I sat chatting there for nearly an hour. Lessing seemed at all events disposed to be friendly. All the while I was trying to reconcile this man who sat talking boyishly on trivial subjects with the outstretched figure I had seen twenty-four hours ago. If I had felt any resentment for his treatment of me yesterday it would have vanished utterly, and his complete absence of restraint now showed me, if I had needed it, how all memory of that mood had changed with his physical condition.

When I rose to go it was under promise to dine with them the following week. I fancied that Miss Lessing glanced hesitatingly at her brother before she seconded his invitation. It might have been only fancy; she was certainly cordial enough as we shook hands.

"Next Thursday, then," Lessing called after me from the doorway. I drove home no less mystified than before.

V

THE DEAD CYCLIST

Lennox sent me a note from Queenstown. I wondered, reading the brief cheerful account of his crossing, if he guessed how much I would give to have him cornered for a half-hour's interview. That he could throw considerable light on the puzzle I did not doubt, any more than that he had promptly put the ocean between us with a view to avoiding the very question I wanted to put to him. Anyway he was securely out of reach, and there was no use in wasting speculation.

My motor-cycle had arrived some time ago, but up to now I had not made use of it.

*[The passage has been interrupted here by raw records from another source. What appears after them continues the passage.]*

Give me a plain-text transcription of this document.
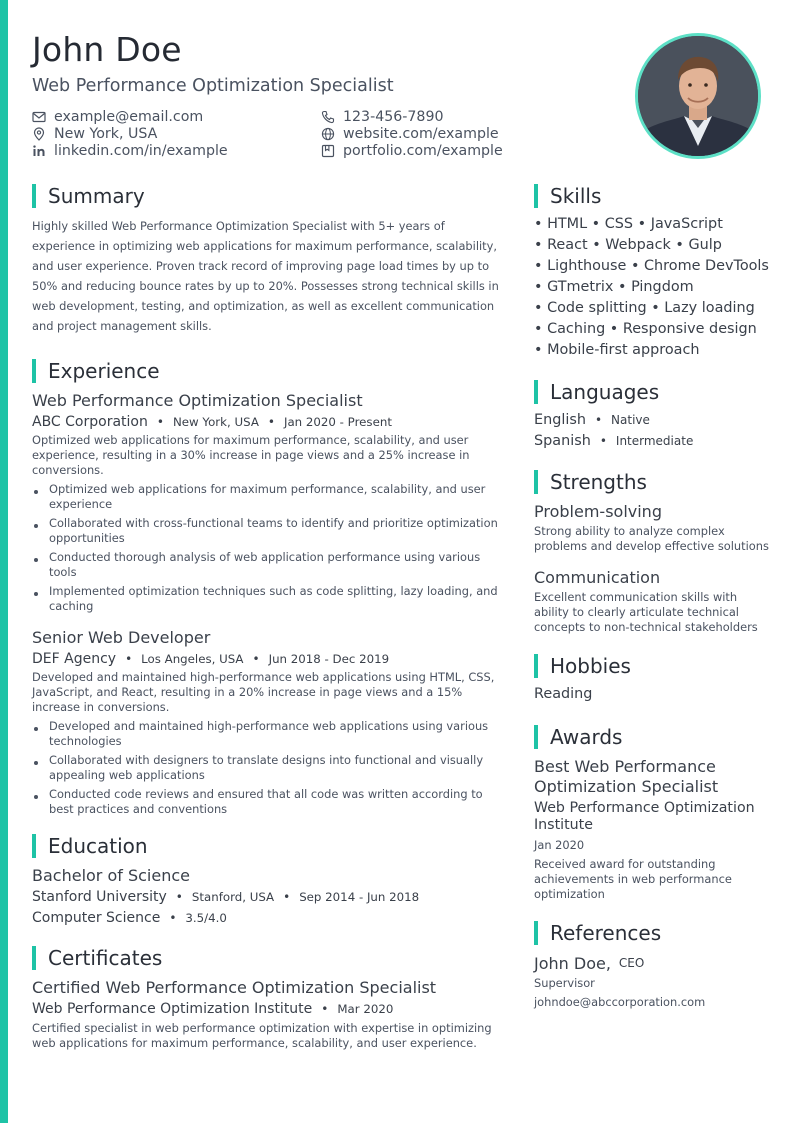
John Doe
Web Performance Optimization Specialist
example@email.com	123-456-7890
New York, USA	website.com/example
linkedin.com/in/example	portfolio.com/example
Summary

Highly skilled Web Performance Optimization Specialist with 5+ years of experience in optimizing web applications for maximum performance, scalability, and user experience. Proven track record of improving page load times by up to 50% and reducing bounce rates by up to 20%. Possesses strong technical skills in web development, testing, and optimization, as well as excellent communication and project management skills.

Experience
Web Performance Optimization Specialist
ABC Corporation • New York, USA • Jan 2020 - Present

Optimized web applications for maximum performance, scalability, and user experience, resulting in a 30% increase in page views and a 25% increase in conversions.

Optimized web applications for maximum performance, scalability, and user experience
Collaborated with cross-functional teams to identify and prioritize optimization opportunities
Conducted thorough analysis of web application performance using various tools
Implemented optimization techniques such as code splitting, lazy loading, and caching
Senior Web Developer
DEF Agency • Los Angeles, USA • Jun 2018 - Dec 2019

Developed and maintained high-performance web applications using HTML, CSS, JavaScript, and React, resulting in a 20% increase in page views and a 15% increase in conversions.

Developed and maintained high-performance web applications using various technologies
Collaborated with designers to translate designs into functional and visually appealing web applications
Conducted code reviews and ensured that all code was written according to best practices and conventions
Education
Bachelor of Science
Stanford University • Stanford, USA • Sep 2014 - Jun 2018
Computer Science • 3.5/4.0
Certificates
Certified Web Performance Optimization Specialist
Web Performance Optimization Institute • Mar 2020

Certified specialist in web performance optimization with expertise in optimizing web applications for maximum performance, scalability, and user experience.

Skills
• HTML • CSS • JavaScript
• React • Webpack • Gulp
• Lighthouse • Chrome DevTools
• GTmetrix • Pingdom
• Code splitting • Lazy loading
• Caching • Responsive design
• Mobile-first approach
Languages
English • Native
Spanish • Intermediate
Strengths
Problem-solving

Strong ability to analyze complex problems and develop effective solutions

Communication

Excellent communication skills with ability to clearly articulate technical concepts to non-technical stakeholders

Hobbies
Reading
Awards
Best Web Performance Optimization Specialist
Web Performance Optimization Institute
Jan 2020

Received award for outstanding achievements in web performance optimization

References
John Doe, CEO
Supervisor
johndoe@abccorporation.com
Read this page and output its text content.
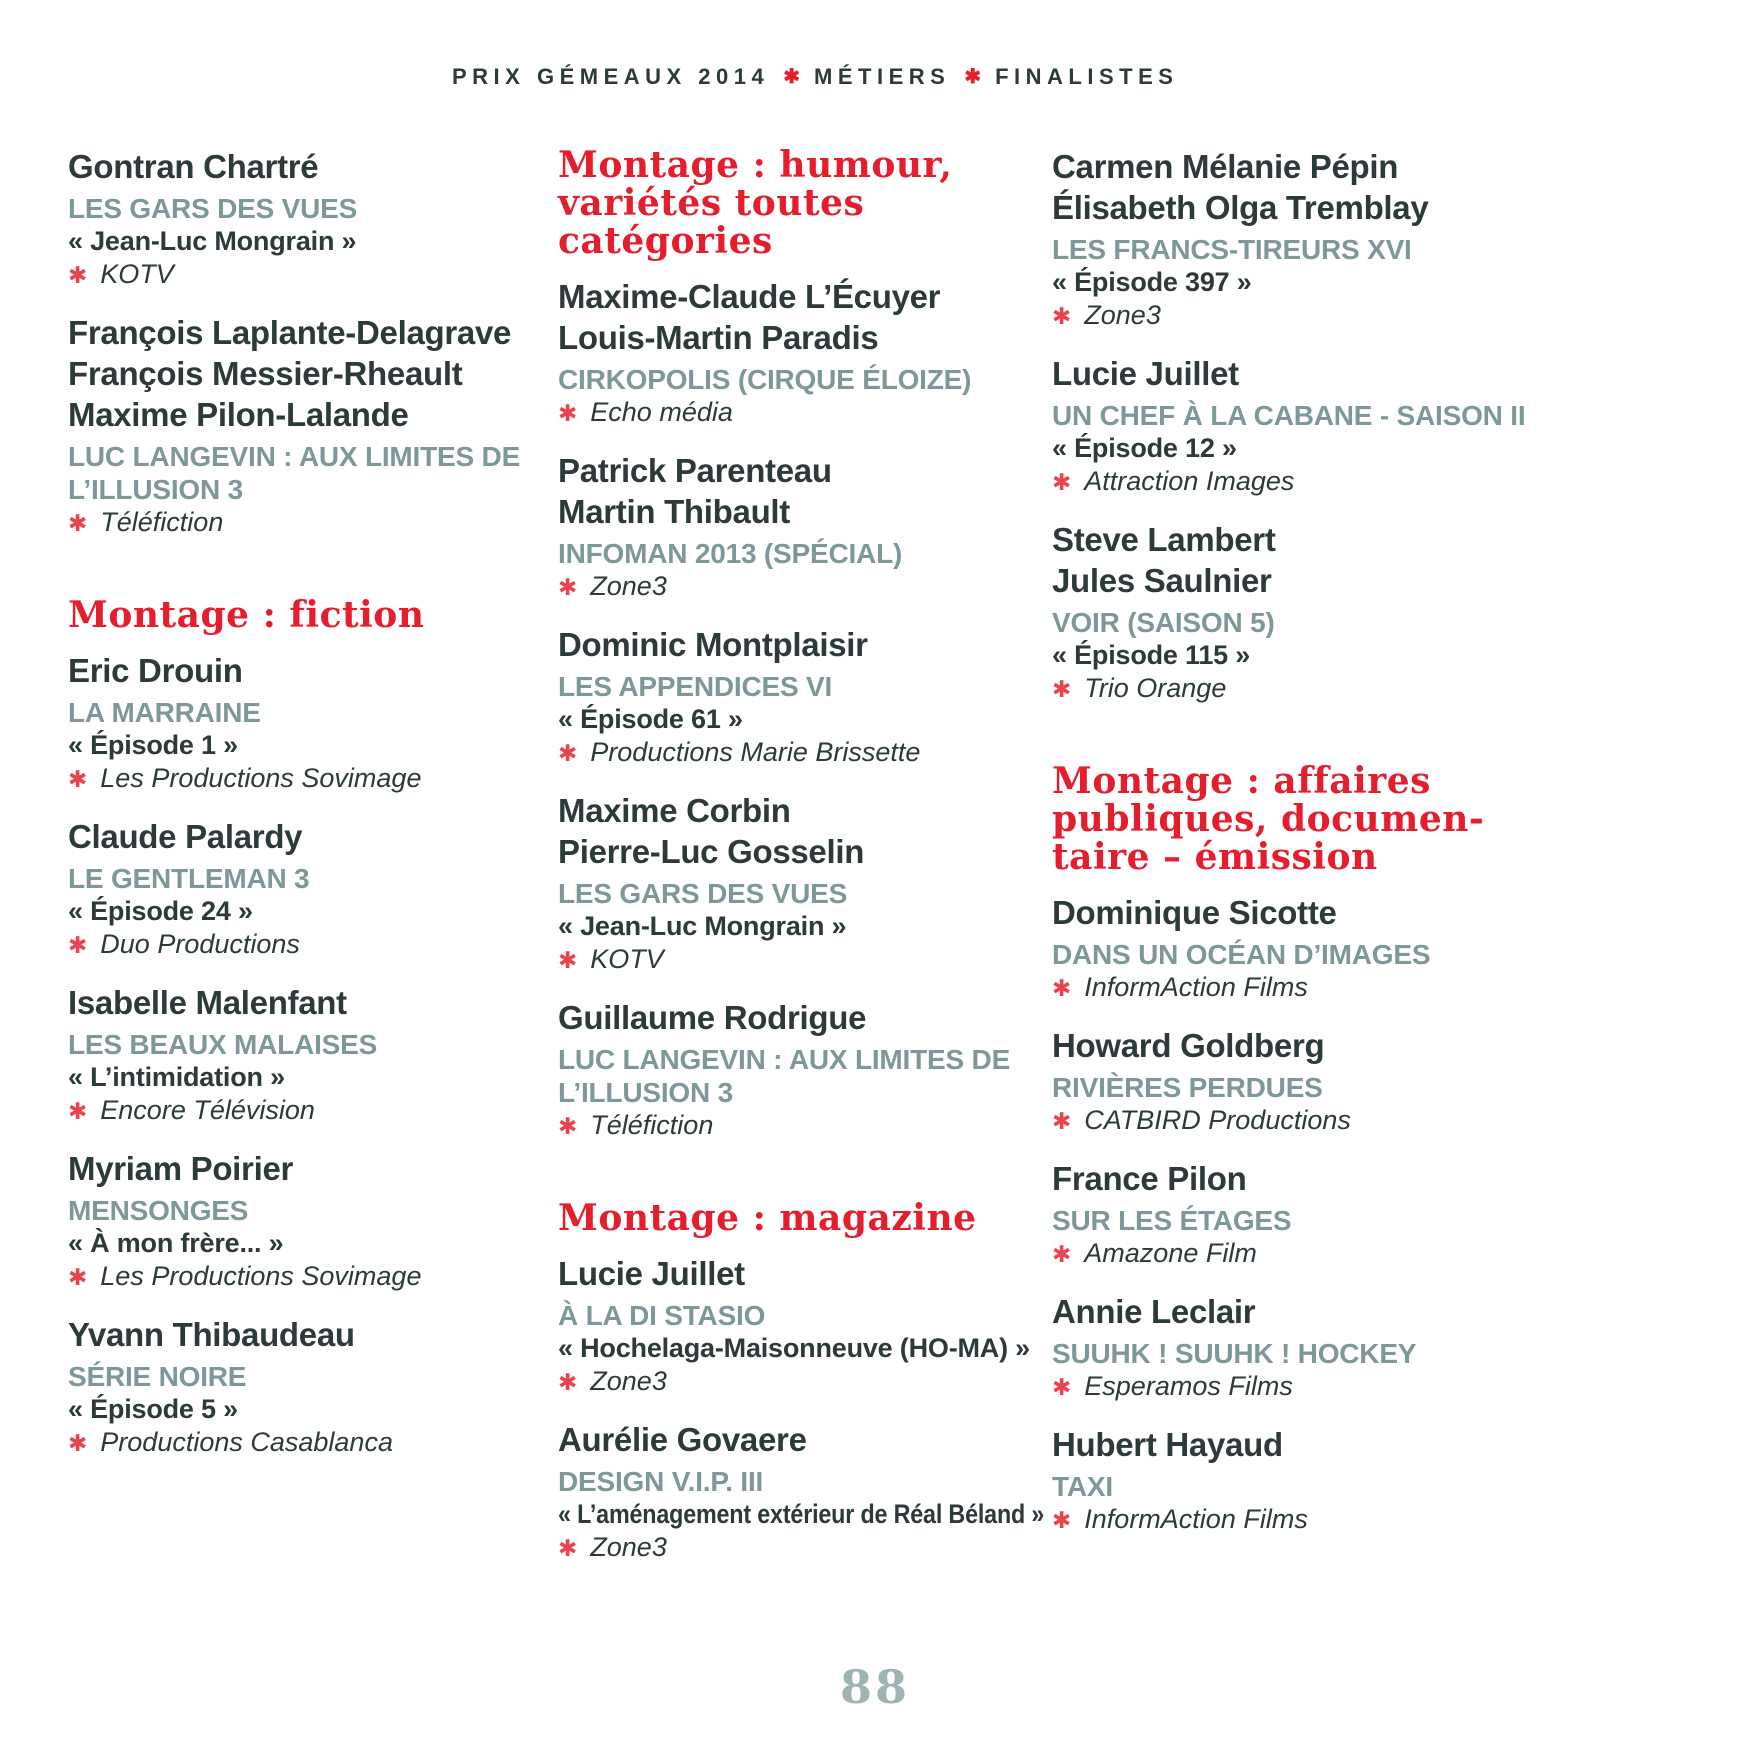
PRIX GÉMEAUX 2014 ✱ MÉTIERS ✱ FINALISTES
Gontran Chartré
LES GARS DES VUES
« Jean-Luc Mongrain »
✱ KOTV
François Laplante-Delagrave
François Messier-Rheault
Maxime Pilon-Lalande
LUC LANGEVIN : AUX LIMITES DE
L’ILLUSION 3
✱ Téléfiction
Montage : fiction
Eric Drouin
LA MARRAINE
« Épisode 1 »
✱ Les Productions Sovimage
Claude Palardy
LE GENTLEMAN 3
« Épisode 24 »
✱ Duo Productions
Isabelle Malenfant
LES BEAUX MALAISES
« L’intimidation »
✱ Encore Télévision
Myriam Poirier
MENSONGES
« À mon frère... »
✱ Les Productions Sovimage
Yvann Thibaudeau
SÉRIE NOIRE
« Épisode 5 »
✱ Productions Casablanca
Montage : humour,
variétés toutes
catégories
Maxime-Claude L’Écuyer
Louis-Martin Paradis
CIRKOPOLIS (CIRQUE ÉLOIZE)
✱ Echo média
Patrick Parenteau
Martin Thibault
INFOMAN 2013 (SPÉCIAL)
✱ Zone3
Dominic Montplaisir
LES APPENDICES VI
« Épisode 61 »
✱ Productions Marie Brissette
Maxime Corbin
Pierre-Luc Gosselin
LES GARS DES VUES
« Jean-Luc Mongrain »
✱ KOTV
Guillaume Rodrigue
LUC LANGEVIN : AUX LIMITES DE
L’ILLUSION 3
✱ Téléfiction
Montage : magazine
Lucie Juillet
À LA DI STASIO
« Hochelaga-Maisonneuve (HO-MA) »
✱ Zone3
Aurélie Govaere
DESIGN V.I.P. III
« L’aménagement extérieur de Réal Béland »
✱ Zone3
Carmen Mélanie Pépin
Élisabeth Olga Tremblay
LES FRANCS-TIREURS XVI
« Épisode 397 »
✱ Zone3
Lucie Juillet
UN CHEF À LA CABANE - SAISON II
« Épisode 12 »
✱ Attraction Images
Steve Lambert
Jules Saulnier
VOIR (SAISON 5)
« Épisode 115 »
✱ Trio Orange
Montage : affaires
publiques, documen-
taire – émission
Dominique Sicotte
DANS UN OCÉAN D’IMAGES
✱ InformAction Films
Howard Goldberg
RIVIÈRES PERDUES
✱ CATBIRD Productions
France Pilon
SUR LES ÉTAGES
✱ Amazone Film
Annie Leclair
SUUHK ! SUUHK ! HOCKEY
✱ Esperamos Films
Hubert Hayaud
TAXI
✱ InformAction Films
88
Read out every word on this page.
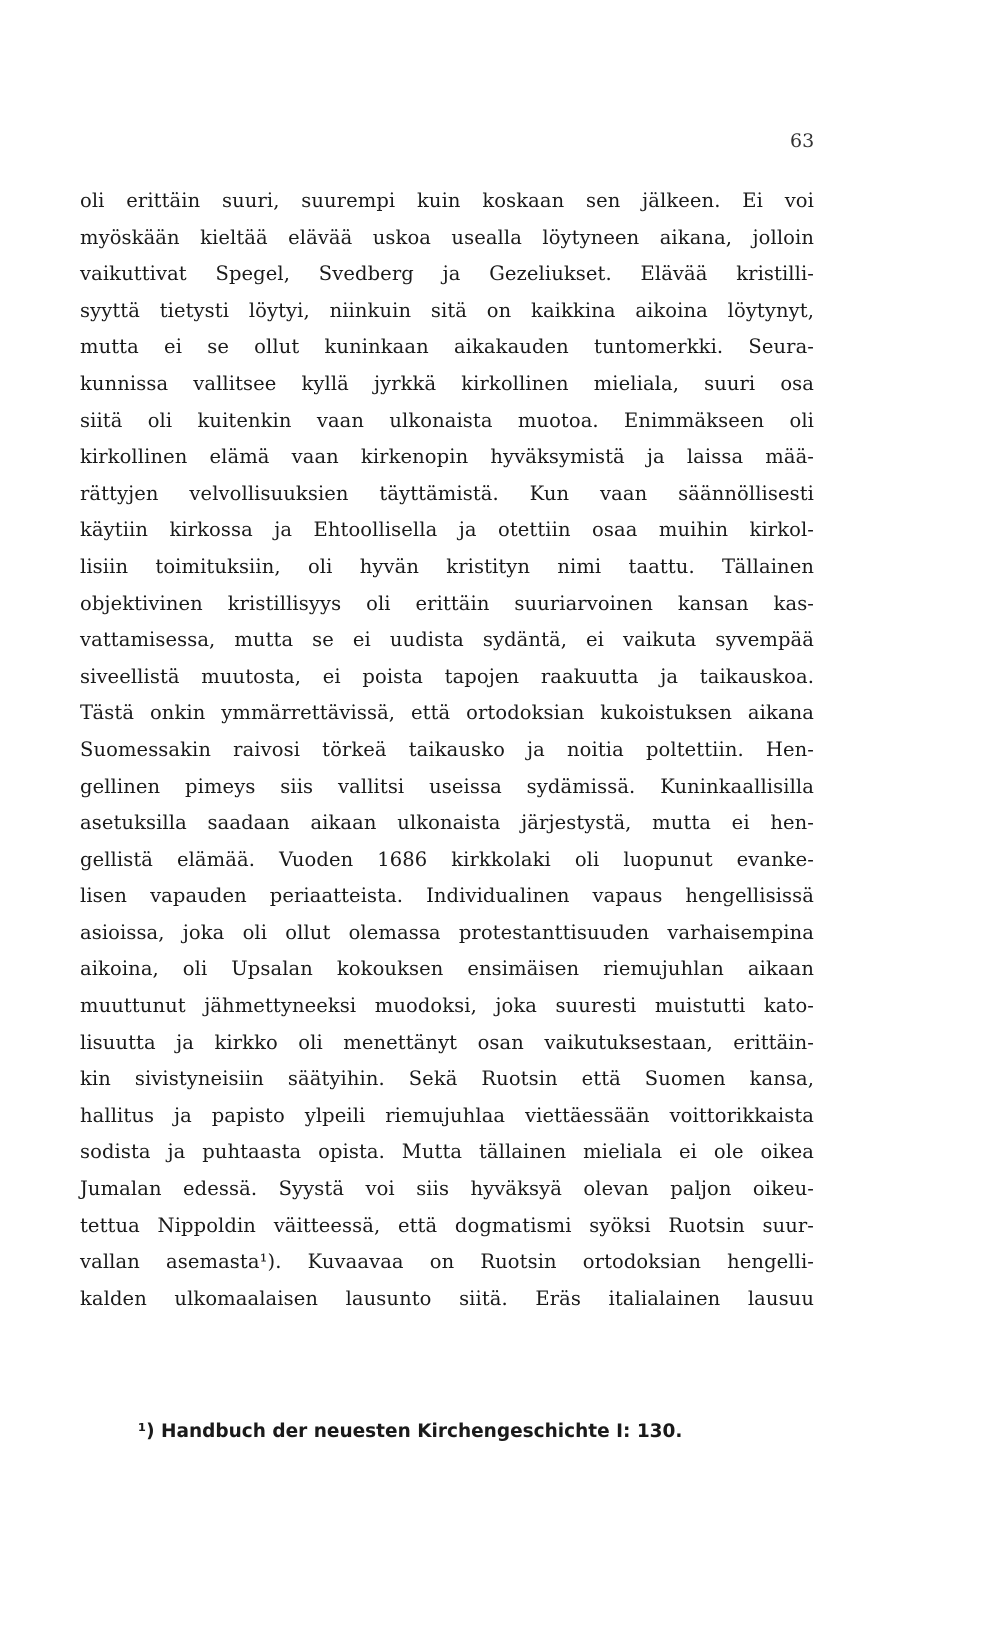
63
oli erittäin suuri, suurempi kuin koskaan sen jälkeen. Ei voi
myöskään kieltää elävää uskoa usealla löytyneen aikana, jolloin
vaikuttivat Spegel, Svedberg ja Gezeliukset. Elävää kristilli-
syyttä tietysti löytyi, niinkuin sitä on kaikkina aikoina löytynyt,
mutta ei se ollut kuninkaan aikakauden tuntomerkki. Seura-
kunnissa vallitsee kyllä jyrkkä kirkollinen mieliala, suuri osa
siitä oli kuitenkin vaan ulkonaista muotoa. Enimmäkseen oli
kirkollinen elämä vaan kirkenopin hyväksymistä ja laissa mää-
rättyjen velvollisuuksien täyttämistä. Kun vaan säännöllisesti
käytiin kirkossa ja Ehtoollisella ja otettiin osaa muihin kirkol-
lisiin toimituksiin, oli hyvän kristityn nimi taattu. Tällainen
objektivinen kristillisyys oli erittäin suuriarvoinen kansan kas-
vattamisessa, mutta se ei uudista sydäntä, ei vaikuta syvempää
siveellistä muutosta, ei poista tapojen raakuutta ja taikauskoa.
Tästä onkin ymmärrettävissä, että ortodoksian kukoistuksen aikana
Suomessakin raivosi törkeä taikausko ja noitia poltettiin. Hen-
gellinen pimeys siis vallitsi useissa sydämissä. Kuninkaallisilla
asetuksilla saadaan aikaan ulkonaista järjestystä, mutta ei hen-
gellistä elämää. Vuoden 1686 kirkkolaki oli luopunut evanke-
lisen vapauden periaatteista. Individualinen vapaus hengellisissä
asioissa, joka oli ollut olemassa protestanttisuuden varhaisempina
aikoina, oli Upsalan kokouksen ensimäisen riemujuhlan aikaan
muuttunut jähmettyneeksi muodoksi, joka suuresti muistutti kato-
lisuutta ja kirkko oli menettänyt osan vaikutuksestaan, erittäin-
kin sivistyneisiin säätyihin. Sekä Ruotsin että Suomen kansa,
hallitus ja papisto ylpeili riemujuhlaa viettäessään voittorikkaista
sodista ja puhtaasta opista. Mutta tällainen mieliala ei ole oikea
Jumalan edessä. Syystä voi siis hyväksyä olevan paljon oikeu-
tettua Nippoldin väitteessä, että dogmatismi syöksi Ruotsin suur-
vallan asemasta¹). Kuvaavaa on Ruotsin ortodoksian hengelli-
kalden ulkomaalaisen lausunto siitä. Eräs italialainen lausuu
¹) Handbuch der neuesten Kirchengeschichte I: 130.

It was housed in the carriage-shed, to Peter's great curiosity. Once I had caught him meddling with it surreptitiously, and my lecture, garnished with many lies as to what would happen to him if he pursued investigations, wrought the desired effect on his superstitious mind. Devils offered to Peter the most natural explanation for anything he failed to understand. Having a free morning, it occurred to me to put the engine in order, and Peter, cleaning harness nearby, watched my proceedings with distrustful curiosity.

"Is yoh gwine _ride_ dat 'ar thing, doctah?" he asked me.

"Sure!" I stood up, wiping my grimed hands on a piece of cotton waste. "Don't you think it's a likely thing to scare the ha'nts with, Pete?"

"Yoh talk er de ha'nts, doctah, 'cause yoh ain' done _seen_ 'em. When yoh's done seen 'em, doctah, I raikon yose gwine talk er suthin' eke."